After nearly dying from cancer, to have the ability to grow new life was just miraculous, in every sense of the word. My mental scars began to take the back seat and fade against the possibility of bringing life into the world. Something I was told would never happen. My physical scars were suddenly no match for my growing belly. Now when I looked in the mirror, I was in awe of my own body…what it went through and what it was able to do in spite of the destruction it had endured.

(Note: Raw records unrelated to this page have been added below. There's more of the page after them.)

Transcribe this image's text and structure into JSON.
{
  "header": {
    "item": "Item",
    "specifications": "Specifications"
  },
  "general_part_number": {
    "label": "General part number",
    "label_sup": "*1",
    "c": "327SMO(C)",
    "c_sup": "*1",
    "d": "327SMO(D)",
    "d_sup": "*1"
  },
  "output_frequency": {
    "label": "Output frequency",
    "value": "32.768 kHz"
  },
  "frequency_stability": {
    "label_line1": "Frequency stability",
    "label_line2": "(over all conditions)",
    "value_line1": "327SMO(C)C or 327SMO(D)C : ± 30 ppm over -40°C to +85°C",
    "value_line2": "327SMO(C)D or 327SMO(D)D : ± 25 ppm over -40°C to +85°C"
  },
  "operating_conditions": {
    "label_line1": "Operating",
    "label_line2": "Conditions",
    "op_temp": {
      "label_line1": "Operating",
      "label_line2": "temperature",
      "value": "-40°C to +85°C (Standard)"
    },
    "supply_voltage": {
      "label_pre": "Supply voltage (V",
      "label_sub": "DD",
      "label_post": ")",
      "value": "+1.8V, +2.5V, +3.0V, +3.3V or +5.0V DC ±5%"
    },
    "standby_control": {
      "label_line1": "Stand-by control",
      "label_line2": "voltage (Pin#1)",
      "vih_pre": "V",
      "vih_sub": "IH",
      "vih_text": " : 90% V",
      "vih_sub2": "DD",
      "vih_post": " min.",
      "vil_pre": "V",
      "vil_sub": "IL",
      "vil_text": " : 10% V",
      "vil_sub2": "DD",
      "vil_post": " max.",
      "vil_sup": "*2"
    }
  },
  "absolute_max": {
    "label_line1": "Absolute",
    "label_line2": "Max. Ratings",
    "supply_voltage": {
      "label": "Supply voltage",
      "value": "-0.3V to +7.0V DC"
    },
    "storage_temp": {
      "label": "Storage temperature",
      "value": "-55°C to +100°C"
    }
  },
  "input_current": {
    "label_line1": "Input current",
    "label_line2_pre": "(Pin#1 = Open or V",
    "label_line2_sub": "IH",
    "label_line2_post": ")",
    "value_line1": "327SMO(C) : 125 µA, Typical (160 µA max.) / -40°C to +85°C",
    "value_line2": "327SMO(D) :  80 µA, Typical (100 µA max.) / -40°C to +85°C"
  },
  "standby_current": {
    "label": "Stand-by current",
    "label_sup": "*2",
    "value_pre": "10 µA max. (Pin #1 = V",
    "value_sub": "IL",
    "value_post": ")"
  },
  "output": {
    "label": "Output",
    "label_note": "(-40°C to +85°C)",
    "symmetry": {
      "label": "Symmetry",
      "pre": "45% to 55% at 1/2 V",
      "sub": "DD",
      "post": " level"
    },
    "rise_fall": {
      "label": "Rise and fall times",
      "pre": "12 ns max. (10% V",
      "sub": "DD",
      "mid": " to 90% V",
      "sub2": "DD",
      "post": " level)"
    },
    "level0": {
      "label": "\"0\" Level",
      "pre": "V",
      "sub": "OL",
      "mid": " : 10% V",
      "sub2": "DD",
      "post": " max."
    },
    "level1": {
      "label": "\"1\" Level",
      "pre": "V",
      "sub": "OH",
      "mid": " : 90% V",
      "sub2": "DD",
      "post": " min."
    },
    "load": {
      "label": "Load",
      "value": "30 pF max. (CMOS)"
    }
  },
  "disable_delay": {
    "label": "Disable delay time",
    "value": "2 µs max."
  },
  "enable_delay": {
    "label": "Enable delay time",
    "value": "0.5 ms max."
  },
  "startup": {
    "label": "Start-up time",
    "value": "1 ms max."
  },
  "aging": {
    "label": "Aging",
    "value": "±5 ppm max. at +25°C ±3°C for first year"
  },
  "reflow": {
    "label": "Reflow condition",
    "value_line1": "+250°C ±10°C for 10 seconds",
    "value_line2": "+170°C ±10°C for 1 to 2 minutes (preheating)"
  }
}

And when the doctors told me that I would need a c-section and I thought about adding yet another scar, I was proud to do just that. Because I slowly began to realize that every scar and imperfection was fought for and earnestly EARNED. And that my scars were my badges of survival…reminders of the moments and experiences of achievement…something to honor and take pride in.
The Japanese art of Kintsugi, where objects are shattered but then reassembled, the cracks painted in gold, teaches that broken things are not something to hide but instead to display with pride and dignity. The scars, my scars, your scars, they all tell an intricate, authentic story of the beauty, grit, and strength in the broken places. And we all have broken places, visible or not. In spite of everything, you are not only whole, you are bold and gold in the cracks that once were. They are yours….you earned them, just like I did.
My favorite scar is my c-section scar because it lives as a precious souvenir of the two remarkable lives I created. It’s also one of my smallest scars, and I actually sometimes secretly wish that it was bigger because of the enormous story that it tells. My story. And now, I would love to hear yours!